Combiné avec les preuves produites par le Dr Magnan, le crime a été ajouté au récit du mouvement de tempérance, qui préconisait une interdiction de l’absinthe. Au début des années 1900, le spiritueux était interdit dans la plupart des pays d’Europe et des États-Unis. Les interdictions ont persisté pendant plus de cent ans.
Nous savons maintenant que que les effets toxiques de la thuyone étaient grandement exagérés. Un homme adulte de taille moyenne devrait consommer environ 30 mg de thuyone pour ressentir ses effets toxiques, qui comprennent une vision en tunnel, des tremblements et un temps de réaction retardé. Ces effets sont similaires à ceux d’autres produits chimiques toxiques, par exemple l’alcool.
Si les expériences du Dr Magnan reposaient sur de fortes doses d’huile d’absinthe pure et de thuyone, il n’y a en réalité pas tant de thuyone que cela dans l’absinthe.
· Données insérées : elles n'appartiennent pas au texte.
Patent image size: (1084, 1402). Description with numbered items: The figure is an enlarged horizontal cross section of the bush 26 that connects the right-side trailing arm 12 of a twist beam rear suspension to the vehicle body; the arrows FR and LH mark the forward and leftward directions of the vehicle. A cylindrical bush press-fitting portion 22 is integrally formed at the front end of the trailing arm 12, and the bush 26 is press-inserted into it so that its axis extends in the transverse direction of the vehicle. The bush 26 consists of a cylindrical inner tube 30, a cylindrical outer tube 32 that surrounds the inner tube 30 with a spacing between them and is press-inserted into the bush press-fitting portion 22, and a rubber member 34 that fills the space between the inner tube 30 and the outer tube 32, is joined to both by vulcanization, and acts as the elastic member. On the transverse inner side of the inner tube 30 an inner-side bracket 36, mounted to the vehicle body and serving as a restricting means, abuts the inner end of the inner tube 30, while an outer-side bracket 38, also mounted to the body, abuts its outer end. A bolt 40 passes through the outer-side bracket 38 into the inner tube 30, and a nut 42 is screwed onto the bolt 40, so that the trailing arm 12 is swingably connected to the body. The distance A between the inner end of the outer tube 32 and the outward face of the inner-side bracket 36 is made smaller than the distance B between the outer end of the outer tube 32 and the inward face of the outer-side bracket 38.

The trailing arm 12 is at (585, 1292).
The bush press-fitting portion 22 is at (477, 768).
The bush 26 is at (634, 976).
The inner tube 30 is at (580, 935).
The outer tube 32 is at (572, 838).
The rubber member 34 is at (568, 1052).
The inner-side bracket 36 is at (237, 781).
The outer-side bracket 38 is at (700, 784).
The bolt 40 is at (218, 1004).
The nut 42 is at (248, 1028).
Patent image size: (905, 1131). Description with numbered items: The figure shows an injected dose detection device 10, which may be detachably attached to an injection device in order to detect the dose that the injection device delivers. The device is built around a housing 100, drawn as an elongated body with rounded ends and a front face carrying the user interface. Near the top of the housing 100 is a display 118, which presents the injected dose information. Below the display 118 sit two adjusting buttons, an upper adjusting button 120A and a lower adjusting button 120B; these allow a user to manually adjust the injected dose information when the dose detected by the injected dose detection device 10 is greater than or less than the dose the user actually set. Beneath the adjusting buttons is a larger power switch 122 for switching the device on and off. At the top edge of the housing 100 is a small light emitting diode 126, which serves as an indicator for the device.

Des tests de chromatographie en phase gazeuse sur des bouteilles d’absinthe produites au 19ème siècle ont révélé des niveaux moyens de thuyone de 25mg/L. Certaines avaient des niveaux aussi bas que 0,5mg/L. Certaines avaient des niveaux aussi bas que 0,5mg/L. Aujourd’hui, les niveaux de thuyone dans l’absinthe sont plafonnés à 10mg/L aux Etats-Unis, et à 38mg/L en Europe. Cela signifie que vous mourriez d’un empoisonnement à l’alcool avant d’avoir consommé suffisamment d’absinthe pour être empoisonné par 30mg de thuyone. Cela était vrai même à l’époque du Dr Magnan.
Cela fait s’interroger sur la façon dont nous réglementons les produits chimiques effrayants. La Thujone, comme tout autre produit chimique naturel ou artificiel, n’est toxique qu’à certains niveaux. Le Programme national de toxicologie produit le « Rapport sur les substances cancérigènes » qui en est actuellement à sa 12e édition. La science qui sous-tend ce rapport s’appuie fréquemment sur des expériences au cours desquelles de fortes doses de produits chimiques sont administrées de manière répétée à des rongeurs. Lorsque ces expériences, comme celle du Dr Magnan, sont comprises dans le contexte de peurs sociétales préexistantes, nous ne devrions pas être surpris par des réglementations qui sont hors de proportion avec la menace posée par les produits chimiques.